There was only one conclusion to be drawn. Tehran has changed its strategy.
For three years, the Islamic Republic made every effort to hold the intelligence and military units which had been planted across Iraq from staging military operations against US units.
This has now changed. Iran is using Iraqi Sunnis to strike Americans.
This development was at the center of the White House consultation President Bush held Wednesday with the vice president, the secretary of defense and his top generals. Rumsfeld and the army chiefs reported their reading of the situation:
The Iranians do not appear to be seeking an all-out conformation with the American army in Iraq, but are rather reacting to local US operations.

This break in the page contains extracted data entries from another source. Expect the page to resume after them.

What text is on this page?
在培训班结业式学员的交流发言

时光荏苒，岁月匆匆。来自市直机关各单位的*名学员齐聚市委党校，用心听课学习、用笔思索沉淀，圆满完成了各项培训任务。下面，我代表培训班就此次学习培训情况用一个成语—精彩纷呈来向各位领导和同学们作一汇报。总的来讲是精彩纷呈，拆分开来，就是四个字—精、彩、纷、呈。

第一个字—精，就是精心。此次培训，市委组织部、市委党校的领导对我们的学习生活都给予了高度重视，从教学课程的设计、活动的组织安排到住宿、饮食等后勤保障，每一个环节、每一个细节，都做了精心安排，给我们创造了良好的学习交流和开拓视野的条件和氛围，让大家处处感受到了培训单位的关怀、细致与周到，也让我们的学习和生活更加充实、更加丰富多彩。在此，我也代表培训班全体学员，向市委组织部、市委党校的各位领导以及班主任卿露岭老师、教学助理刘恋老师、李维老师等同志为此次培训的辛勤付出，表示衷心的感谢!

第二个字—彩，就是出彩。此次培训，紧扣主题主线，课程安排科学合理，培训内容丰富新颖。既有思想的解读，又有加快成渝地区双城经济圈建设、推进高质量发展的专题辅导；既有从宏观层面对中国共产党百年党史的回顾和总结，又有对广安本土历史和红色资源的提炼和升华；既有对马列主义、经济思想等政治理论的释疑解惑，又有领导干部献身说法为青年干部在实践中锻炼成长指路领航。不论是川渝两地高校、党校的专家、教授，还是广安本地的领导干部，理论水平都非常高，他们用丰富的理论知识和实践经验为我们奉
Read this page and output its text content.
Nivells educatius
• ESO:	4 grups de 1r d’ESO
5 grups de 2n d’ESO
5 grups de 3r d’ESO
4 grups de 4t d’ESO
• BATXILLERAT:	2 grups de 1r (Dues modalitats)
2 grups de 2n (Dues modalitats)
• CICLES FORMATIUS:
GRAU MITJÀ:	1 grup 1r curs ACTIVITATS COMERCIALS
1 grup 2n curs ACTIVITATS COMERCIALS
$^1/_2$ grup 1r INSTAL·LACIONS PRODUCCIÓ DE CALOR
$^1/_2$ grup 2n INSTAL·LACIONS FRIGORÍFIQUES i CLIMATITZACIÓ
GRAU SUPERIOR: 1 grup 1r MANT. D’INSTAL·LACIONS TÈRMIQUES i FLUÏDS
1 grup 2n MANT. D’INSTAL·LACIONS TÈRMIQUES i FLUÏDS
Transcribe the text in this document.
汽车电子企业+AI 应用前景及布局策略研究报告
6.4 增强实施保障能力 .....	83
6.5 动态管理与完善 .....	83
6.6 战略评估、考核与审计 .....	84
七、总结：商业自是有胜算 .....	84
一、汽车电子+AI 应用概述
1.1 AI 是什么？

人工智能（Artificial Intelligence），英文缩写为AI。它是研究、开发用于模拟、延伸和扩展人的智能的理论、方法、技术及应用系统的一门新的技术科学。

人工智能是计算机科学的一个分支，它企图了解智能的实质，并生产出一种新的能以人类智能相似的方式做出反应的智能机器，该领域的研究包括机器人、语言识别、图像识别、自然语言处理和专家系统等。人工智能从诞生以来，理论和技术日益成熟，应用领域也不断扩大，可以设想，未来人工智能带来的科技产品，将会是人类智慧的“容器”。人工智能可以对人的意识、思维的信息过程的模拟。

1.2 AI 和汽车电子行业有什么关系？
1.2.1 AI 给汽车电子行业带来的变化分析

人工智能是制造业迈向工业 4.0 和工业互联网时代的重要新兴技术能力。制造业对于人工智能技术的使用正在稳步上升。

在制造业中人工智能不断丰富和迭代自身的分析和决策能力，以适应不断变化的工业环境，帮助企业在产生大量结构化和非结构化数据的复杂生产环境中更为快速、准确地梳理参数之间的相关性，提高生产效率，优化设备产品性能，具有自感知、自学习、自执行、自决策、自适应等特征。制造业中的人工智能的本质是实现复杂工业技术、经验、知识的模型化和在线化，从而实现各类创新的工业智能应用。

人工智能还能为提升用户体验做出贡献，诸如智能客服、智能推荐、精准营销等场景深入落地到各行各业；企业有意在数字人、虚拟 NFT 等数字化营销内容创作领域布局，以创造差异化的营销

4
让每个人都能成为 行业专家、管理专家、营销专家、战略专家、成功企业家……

They appear to have hired the Sunni guerillas at the same time as US forces began embarking on forays across the border into Syria. It would seem that Iran is implementing its obligations under its mutual defense treaty with Syria.
The constitution faces defeat in referendum
The US military chiefs also reported to the president that the attacks on US soldiers are confined to Sunni regions of Iraq, never spilling over into Shiite areas. This is taken to mean that Tehran is bent on harassment in reprisal for US actions, but not the disruption of life in the Shiite areas.
Iraqi sources interviewed by DEBKA-Net-Weekly wondered out loud why the Americans were keeping the low-level Iranian assaults under wraps instead of using publicity as a form of pressure to hold Tehran’s hand.
Officials in Washington and Baghdad are getting worried about the coming referendum, fearing the new constitution faces a polling defeat.
US military commanders in Iraq report the Shiites are turning against the new charter no less than the Sunnis because of the campaign radical Shiite cleric Moqtada Sadr is waging against it. He has ordered his following to vote it down. Since he commands twice as many adherents as each of the ruling Shiite parties – SCIRI and prime minister Ibrahim Jaafari’s Dawa – Sadr believes it is in his power to tip the scales against the charter in three constituencies of southern Iraq.
The anti-constitution Sunnis command at least two-thirds of the electorate in the al Anbar, Salhedin and Nineveh provinces north of Baghdad.
Between the Shiites and the Sunnis, the painfully constructed constitution has little chance of surviving the referendum – even if the ballot is not disrupted by violence. The task of writing a new charter would then fall to the parliament and government rising after the December, 2005, national election. It would be up to them to set up a new mechanism for producing another draft for another referendum.